In it, he bashes Facebook (and other online advertisers) for using our information in order to serve up targeted ads. He points out that many of the " “free” services aren’t really free — we pay with our data". At one point he even says that "Facebook’s primary objective is to maximize value for shareholders — not its users. More tracking = more targeted ads = more $."

While it is true that "we pay with our data" for many of the free (as in no monetary cost) social networks we use, what is the alternative? People don't want to pay money for these types of services and this is a business model that allows companies to operate and thrive while providing a valuable service to their users. I don't understand this pervasive notion that using our information in order to serve targeted ads is inherently bad. That somehow this type of business model is threatening, evil and has far reaching negative consequences outside of our experience within the given application. In fact, I can't give you a single concrete example of how a social network using my information to serve an ad on their site has negatively impacted me. These sites take the information we have submitted to be viewable by "Friends" and use computer generated scripts to determine what pops up in the adbar on the right side of my screen. The information isn't viewed by humans (not in an identifiable way) and it's not published along with our names in some public database that everyone can search.

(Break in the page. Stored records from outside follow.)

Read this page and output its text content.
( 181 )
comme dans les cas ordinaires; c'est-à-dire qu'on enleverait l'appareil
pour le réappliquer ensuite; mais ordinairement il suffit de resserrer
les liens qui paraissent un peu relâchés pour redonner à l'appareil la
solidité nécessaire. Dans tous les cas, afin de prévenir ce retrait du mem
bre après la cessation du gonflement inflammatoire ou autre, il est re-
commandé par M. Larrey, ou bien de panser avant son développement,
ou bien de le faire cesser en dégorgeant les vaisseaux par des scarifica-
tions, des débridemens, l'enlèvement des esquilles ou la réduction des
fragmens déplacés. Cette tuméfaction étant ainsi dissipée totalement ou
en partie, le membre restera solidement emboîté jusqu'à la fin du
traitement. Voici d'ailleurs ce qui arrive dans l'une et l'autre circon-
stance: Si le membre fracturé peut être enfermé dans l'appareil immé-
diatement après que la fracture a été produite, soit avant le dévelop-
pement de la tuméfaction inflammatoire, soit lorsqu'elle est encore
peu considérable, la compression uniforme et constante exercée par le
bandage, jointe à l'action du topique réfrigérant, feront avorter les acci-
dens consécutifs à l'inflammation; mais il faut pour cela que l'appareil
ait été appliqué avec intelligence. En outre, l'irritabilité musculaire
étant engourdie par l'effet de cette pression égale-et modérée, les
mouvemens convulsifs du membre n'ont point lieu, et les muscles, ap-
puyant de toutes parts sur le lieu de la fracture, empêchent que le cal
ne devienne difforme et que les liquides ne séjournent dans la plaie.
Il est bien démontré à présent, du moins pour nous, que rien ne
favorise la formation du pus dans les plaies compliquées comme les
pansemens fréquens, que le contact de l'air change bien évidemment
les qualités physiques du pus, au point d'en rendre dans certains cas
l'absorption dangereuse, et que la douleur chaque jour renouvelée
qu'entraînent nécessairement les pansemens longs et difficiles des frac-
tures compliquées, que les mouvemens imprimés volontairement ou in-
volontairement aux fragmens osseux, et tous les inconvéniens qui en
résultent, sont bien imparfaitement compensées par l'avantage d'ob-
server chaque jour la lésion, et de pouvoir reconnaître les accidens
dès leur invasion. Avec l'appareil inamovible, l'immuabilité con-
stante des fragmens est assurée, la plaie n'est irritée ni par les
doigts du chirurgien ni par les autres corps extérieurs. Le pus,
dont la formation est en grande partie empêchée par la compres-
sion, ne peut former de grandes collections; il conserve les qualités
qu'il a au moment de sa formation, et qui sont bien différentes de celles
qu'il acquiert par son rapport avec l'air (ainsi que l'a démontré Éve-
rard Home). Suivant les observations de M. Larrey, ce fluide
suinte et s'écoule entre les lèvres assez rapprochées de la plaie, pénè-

So what's the big deal?

I understand the instinctive philosphic reaction that "we own our data" but when I dig beaneath that initlal gut response I come up empty. I do think there is an important distinction between privacy and security that sometimes people miss. There is certain information (address, account numbers, ss #, etc.) that if obtained by a third party, could result in some real world problems that will negatively impact my life. But information social networks sell to advertisers doesn't fall into this category.

Until I hear arguments beyond "it is wrong" or "I own my data" I'm not convinced that this is a problem that needs to be fixed. Someone please convince me because I feel like I am in the minority on this one.